The people who consistently treat you well are operating from emotional abundance. The ones who don’t are usually running on emotional fumes.
That cancelled recruitment project became one of the most valuable experiences of my career transition from design to recruiting, not because of any placement I made but because of what I learned about human behavior and my own resilience.
The hiring manager’s harsh email wasn’t evidence of my recruiting inadequacy—it was evidence of his desperation. His inability to communicate respectfully during crisis wasn’t about my approach—it was about his complete overwhelm.
Recognizing this distinction made me a sharper recruiter and a clearer-thinking human. When someone treats me poorly now, my first instinct isn’t self-analysis—it’s situational awareness.
Instead of asking “What did I do wrong?”
I ask “What are they dealing with that I can’t see?”

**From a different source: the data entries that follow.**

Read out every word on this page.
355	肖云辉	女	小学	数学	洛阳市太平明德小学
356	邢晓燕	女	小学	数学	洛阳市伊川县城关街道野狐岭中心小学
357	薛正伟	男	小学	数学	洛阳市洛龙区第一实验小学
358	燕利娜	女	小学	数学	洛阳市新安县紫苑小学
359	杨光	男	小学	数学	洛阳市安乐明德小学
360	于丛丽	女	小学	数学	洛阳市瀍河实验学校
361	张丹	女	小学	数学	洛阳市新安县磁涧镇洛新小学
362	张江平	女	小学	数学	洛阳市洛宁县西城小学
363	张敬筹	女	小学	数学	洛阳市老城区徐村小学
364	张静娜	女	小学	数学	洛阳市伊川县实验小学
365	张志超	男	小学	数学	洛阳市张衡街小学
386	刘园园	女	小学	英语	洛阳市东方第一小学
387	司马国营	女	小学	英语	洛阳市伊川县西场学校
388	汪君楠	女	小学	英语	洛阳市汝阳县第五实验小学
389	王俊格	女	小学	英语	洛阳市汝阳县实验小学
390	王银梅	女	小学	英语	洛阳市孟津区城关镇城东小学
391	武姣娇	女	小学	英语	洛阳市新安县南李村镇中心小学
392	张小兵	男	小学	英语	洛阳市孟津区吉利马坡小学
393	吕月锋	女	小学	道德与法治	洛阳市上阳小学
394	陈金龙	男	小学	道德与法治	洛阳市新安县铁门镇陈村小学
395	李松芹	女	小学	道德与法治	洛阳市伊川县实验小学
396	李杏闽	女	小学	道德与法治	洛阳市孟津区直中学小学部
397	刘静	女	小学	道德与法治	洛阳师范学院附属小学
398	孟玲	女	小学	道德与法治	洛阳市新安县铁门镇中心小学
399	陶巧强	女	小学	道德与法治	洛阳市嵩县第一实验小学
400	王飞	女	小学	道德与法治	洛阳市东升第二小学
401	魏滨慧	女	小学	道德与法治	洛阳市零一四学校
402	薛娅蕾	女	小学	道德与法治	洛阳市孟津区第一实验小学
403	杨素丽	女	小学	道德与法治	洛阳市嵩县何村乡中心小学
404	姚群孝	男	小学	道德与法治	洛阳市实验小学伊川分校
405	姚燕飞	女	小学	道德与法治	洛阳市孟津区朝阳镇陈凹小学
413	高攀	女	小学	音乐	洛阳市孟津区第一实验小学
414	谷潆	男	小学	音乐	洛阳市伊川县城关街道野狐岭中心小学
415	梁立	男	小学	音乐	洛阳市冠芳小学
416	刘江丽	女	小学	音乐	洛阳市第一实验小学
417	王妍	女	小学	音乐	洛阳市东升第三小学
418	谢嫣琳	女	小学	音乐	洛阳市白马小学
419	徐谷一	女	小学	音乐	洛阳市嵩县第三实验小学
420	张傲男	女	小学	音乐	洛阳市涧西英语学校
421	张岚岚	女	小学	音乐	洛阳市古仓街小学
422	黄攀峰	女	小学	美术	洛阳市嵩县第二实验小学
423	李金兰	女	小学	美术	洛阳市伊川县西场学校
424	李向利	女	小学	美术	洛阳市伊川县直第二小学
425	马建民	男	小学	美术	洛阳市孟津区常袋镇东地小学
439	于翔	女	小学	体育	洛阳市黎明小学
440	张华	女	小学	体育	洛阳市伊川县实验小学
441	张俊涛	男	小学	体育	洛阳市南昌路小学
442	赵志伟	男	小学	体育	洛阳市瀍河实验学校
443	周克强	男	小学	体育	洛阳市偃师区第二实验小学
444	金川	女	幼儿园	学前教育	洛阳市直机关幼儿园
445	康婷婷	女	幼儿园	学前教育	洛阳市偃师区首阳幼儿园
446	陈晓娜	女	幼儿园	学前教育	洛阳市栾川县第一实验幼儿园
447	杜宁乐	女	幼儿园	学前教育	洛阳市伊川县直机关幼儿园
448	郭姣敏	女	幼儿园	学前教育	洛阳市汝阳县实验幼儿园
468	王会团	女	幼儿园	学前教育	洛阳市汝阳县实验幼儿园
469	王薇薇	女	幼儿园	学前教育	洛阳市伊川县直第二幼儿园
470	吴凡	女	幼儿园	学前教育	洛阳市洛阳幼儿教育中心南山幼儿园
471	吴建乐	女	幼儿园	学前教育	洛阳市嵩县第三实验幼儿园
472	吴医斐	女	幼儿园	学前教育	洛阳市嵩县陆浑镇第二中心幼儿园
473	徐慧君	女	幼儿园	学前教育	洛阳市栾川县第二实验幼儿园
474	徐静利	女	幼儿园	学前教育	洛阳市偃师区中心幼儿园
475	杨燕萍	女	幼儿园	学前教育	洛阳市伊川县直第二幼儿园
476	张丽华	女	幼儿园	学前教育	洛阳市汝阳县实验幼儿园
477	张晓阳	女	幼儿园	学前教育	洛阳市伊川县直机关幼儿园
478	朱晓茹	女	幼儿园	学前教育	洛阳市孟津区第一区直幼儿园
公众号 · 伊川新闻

Most of the time, the answer has everything to do with their current capacity to handle life and nothing to do with my performance in it.
The right people will recognize your value without you having to perform for it. The wrong ones wouldn’t see it even if you came with subtitles and a highlighter.
Understanding this difference has freed me from the exhausting habit of taking other people’s limitations personally. Their behavior is their autobiography, not a review of my character. Their reactions reveal their bandwidth, not my worth.
And once you really get this—not just intellectually but in your bones—you stop giving other people’s emotional weather patterns the power to determine your forecast.
Because your worth was never up for debate.
Not when you were designing and your creative director was stressed about losing clients. Not now, when you’re recruiting and hiring managers are panicking about team gaps. Not ever, when someone’s projecting their unhealed places onto your perfectly adequate professional existence.
Their capacity to see you clearly says everything about their prescription and nothing about your picture.